Le repli identitaire serait alors un retour pour un individu ou un groupe social à des valeurs culturelles propre à son groupe social d'appartenance. Il intervient généralement pendant des moments de crise ou de conflit de quelque nature que ce soit. Il peut s'agir de conflit entre sectes différentes au sein d'une même société, où certains groupes tentent d'imposer à d'autres leurs valeurs. Dans ces conditions-là, ce repli est semblable à un mécanisme de défense pour se protéger contre un envahissement ou une domination par d'autres groupes.
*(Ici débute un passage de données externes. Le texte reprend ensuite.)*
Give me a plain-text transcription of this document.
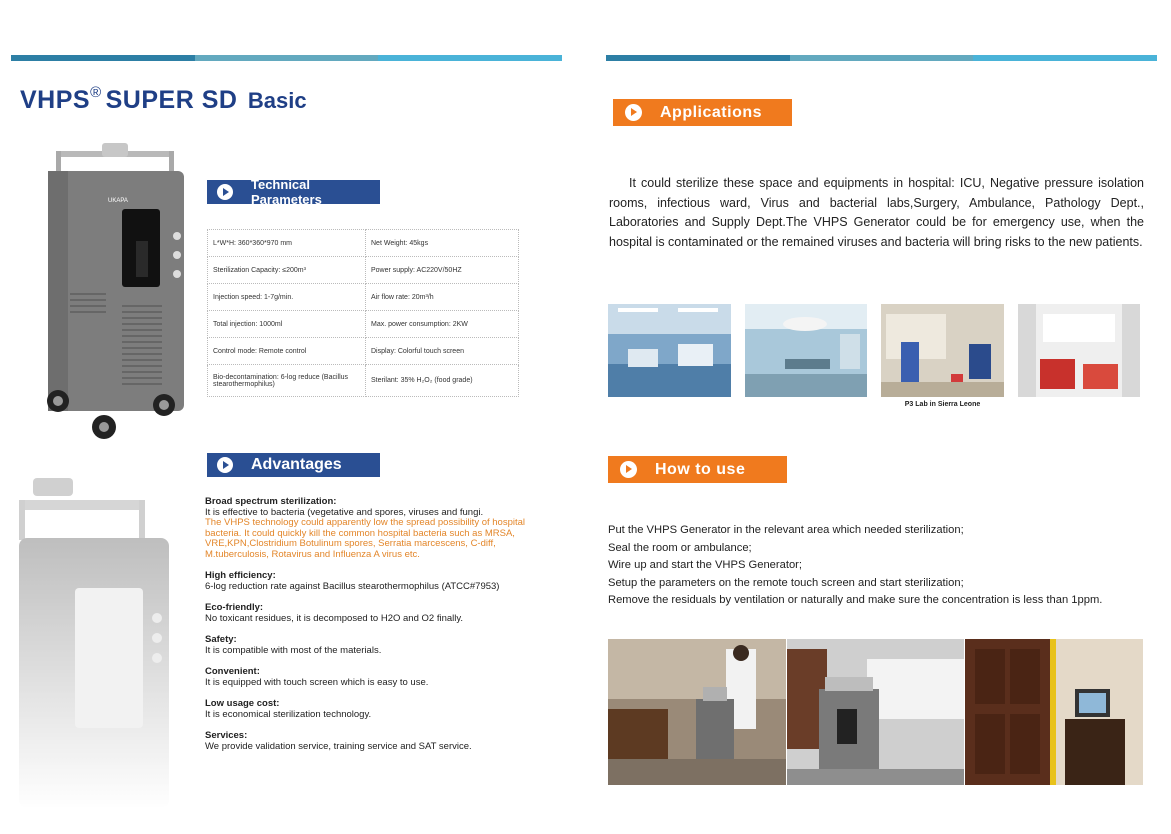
VHPS® SUPER SD Basic
UKAPA
Technical Parameters
L*W*H: 360*360*970 mm	Net Weight: 45kgs
Sterilization Capacity: ≤200m³	Power supply: AC220V/50HZ
Injection speed: 1-7g/min.	Air flow rate: 20m³/h
Total injection: 1000ml	Max. power consumption: 2KW
Control mode: Remote control	Display: Colorful touch screen
Bio-decontamination: 6-log reduce (Bacillus stearothermophilus)	Sterilant: 35% H₂O₂ (food grade)
Advantages
Broad spectrum sterilization:
It is effective to bacteria (vegetative and spores, viruses and fungi.
The VHPS technology could apparently low the spread possibility of hospital bacteria. It could quickly kill the common hospital bacteria such as MRSA, VRE,KPN,Clostridium Botulinum spores, Serratia marcescens, C-diff, M.tuberculosis, Rotavirus and Influenza A virus etc.
High efficiency:
6-log reduction rate against Bacillus stearothermophilus (ATCC#7953)
Eco-friendly:
No toxicant residues, it is decomposed to H2O and O2 finally.
Safety:
It is compatible with most of the materials.
Convenient:
It is equipped with touch screen which is easy to use.
Low usage cost:
It is economical sterilization technology.
Services:
We provide validation service, training service and SAT service.
Applications
It could sterilize these space and equipments in hospital: ICU, Negative pressure isolation rooms, infectious ward, Virus and bacterial labs,Surgery, Ambulance, Pathology Dept., Laboratories and Supply Dept.The VHPS Generator could be for emergency use, when the hospital is contaminated or the remained viruses and bacteria will bring risks to the new patients.
P3 Lab in Sierra Leone
How to use
Put the VHPS Generator in the relevant area which needed sterilization;
Seal the room or ambulance;
Wire up and start the VHPS Generator;
Setup the parameters on the remote touch screen and start sterilization;
Remove the residuals by ventilation or naturally and make sure the concentration is less than 1ppm.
Il peut tout aussi être dû à un défaut d'intégration. Dans ce cas quand un individu ou un groupe social se trouve mêlé à d'autres individus ou groupes, sans pour autant être accepté et reconnu dans ses valeurs par le groupe ou la société d'accueil, s'ensuit alors un repli de type identitaire ou communautaire.

La communauté se distingue de la société en ce sens que, selon Durkheim, dans la communauté, le lien social est fondé sur la ressemblance, il parle dans ce cas de solidarité mécanique. Tandis que dans la société, le lien social est fondé sur l'interdépendance ou la complémentarité entre individus. La solidarité est de type organique. On peut comprendre qu'à l'intérieurd'une société peuvent exister plusieurs communautés. Et c'est là qu'il arrive des situations qui conduisent à des replis de type communautaire. Dans la société Française par exemple, coexistent des communautés plus ou moins différentes selon les cultures (on parle de la communauté Malienne de France, de la Communauté Sénégalaise ou Guinéenne de France etc.). Et c'est dans les universités que l'existence de ces communautés est plus visible et identifiable. C'est dans cette optique qu'on entend parler des Associations telles que : l'Association des Guinéens de Montpellier, l'association des Mauritaniens etc.)

Dans le cadre de notre étude, le repli communautaire s'explique par le fait que les étudiants étrangers et notamment les étudiants guinéens à Montpellier se tournent vers leur association où ils se sentent plus à l'aise et comme membre à part entière. Ce repli ne doit pas être vu sous le seul angle de volonté de se rapprocher de sa communauté, mais il doit être vu aussi sous l'angle d'une faiblesse d'intégration au sein de leur université ou en générale, dans la société française. L'association devient par là un lieu de refuge voir même de protection. Cela se justifie par la faiblesse de leur participation aux activités culturelles et scientifique de l'université, par ce qu'ils n'y sont pas invités, où ils n'en ont pas entendu parler, donc non informés de ces événements. Sachant d'autant plus que même s'ils sont informés et qu'ils participent, leur relation avec les autres ne sont pas aussi évidentes. C'est pourquoi d'ailleurs, même dans les activités culturelles et scientifiques de leur université, il est fréquent de les voir dans la plus part des cas ensemble. Entrer, sortir, danser et repartir ensemble.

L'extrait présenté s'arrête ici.